Measurement of isolated-photon plus two-jet production in $pp$ collisions at $\sqrt{s}=13$ TeV with the ATLAS detector

TL;DR

This paper measures the production of isolated photons with two jets in proton-proton collisions at 13 TeV using the ATLAS detector, comparing results with various QCD predictions to test theoretical models.

Contribution

It provides detailed measurements of photon plus two-jet production cross sections and compares them with state-of-the-art QCD predictions, highlighting areas of agreement and discrepancy.

Findings

NLO QCD predictions generally match data in shape and normalization.

Discrepancies observed in high invariant mass and rapidity separation regions.

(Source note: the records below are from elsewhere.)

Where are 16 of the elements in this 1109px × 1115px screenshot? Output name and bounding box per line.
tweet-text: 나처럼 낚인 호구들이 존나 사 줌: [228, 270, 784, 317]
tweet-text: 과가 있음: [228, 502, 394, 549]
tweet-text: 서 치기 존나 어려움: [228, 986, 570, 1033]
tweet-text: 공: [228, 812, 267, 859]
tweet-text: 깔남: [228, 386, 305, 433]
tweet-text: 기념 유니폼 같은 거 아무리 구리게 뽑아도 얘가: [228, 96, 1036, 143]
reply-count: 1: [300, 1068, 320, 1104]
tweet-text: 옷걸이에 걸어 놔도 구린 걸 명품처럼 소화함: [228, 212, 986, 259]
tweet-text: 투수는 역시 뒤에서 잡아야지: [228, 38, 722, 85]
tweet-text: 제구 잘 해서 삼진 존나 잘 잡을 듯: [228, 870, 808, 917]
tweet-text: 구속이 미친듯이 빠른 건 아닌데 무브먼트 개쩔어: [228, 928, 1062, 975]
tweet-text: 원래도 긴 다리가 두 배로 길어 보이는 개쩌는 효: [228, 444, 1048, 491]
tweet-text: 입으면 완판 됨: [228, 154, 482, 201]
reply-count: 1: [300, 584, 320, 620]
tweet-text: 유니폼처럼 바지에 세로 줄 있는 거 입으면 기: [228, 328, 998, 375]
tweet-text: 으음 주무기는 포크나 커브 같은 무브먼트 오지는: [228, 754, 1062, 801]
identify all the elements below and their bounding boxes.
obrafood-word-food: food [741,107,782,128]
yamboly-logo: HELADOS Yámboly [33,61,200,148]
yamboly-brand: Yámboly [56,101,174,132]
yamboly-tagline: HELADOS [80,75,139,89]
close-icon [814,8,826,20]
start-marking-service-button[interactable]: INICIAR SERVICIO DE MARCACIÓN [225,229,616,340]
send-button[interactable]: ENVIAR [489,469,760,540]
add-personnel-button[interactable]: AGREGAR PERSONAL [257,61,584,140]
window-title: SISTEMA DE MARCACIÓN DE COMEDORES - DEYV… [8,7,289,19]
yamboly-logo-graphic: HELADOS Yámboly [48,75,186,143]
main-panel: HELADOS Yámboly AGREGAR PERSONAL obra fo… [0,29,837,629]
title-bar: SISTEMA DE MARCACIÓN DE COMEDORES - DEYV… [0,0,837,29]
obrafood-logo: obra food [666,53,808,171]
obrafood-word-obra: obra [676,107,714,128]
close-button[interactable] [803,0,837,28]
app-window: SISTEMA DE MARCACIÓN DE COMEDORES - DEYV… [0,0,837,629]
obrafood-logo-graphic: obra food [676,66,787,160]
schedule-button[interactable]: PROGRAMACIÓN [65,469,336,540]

Measurements cover photon transverse momenta from 150 GeV to 2 TeV.

Abstract

The dynamics of isolated-photon plus two-jet production in $pp$ collisions at a centre-of-mass energy of 13 TeV are studied with the ATLAS detector at the LHC using a dataset corresponding to an integrated luminosity of 36.1 fb$^{-1}$. Cross sections are measured as functions of a variety of observables, including angular correlations and invariant masses of the objects in the final state, $\gamma+jet+jet$. Measurements are also performed in phase-space regions enriched in each of the two underlying physical mechanisms, namely direct and fragmentation processes. The measurements cover the range of photon (jet) transverse momenta from 150 GeV (100 GeV) to 2 TeV. The tree-level plus parton-shower predictions from SHERPA and PYTHIA as well as the next-to-leading-order QCD predictions from SHERPA are compared with the measurements. The next-to-leading-order QCD predictions describe the data adequately in shape and normalisation except for regions of phase space such as those with high values of the invariant mass or rapidity separation of the two jets, where the predictions overestimate the data.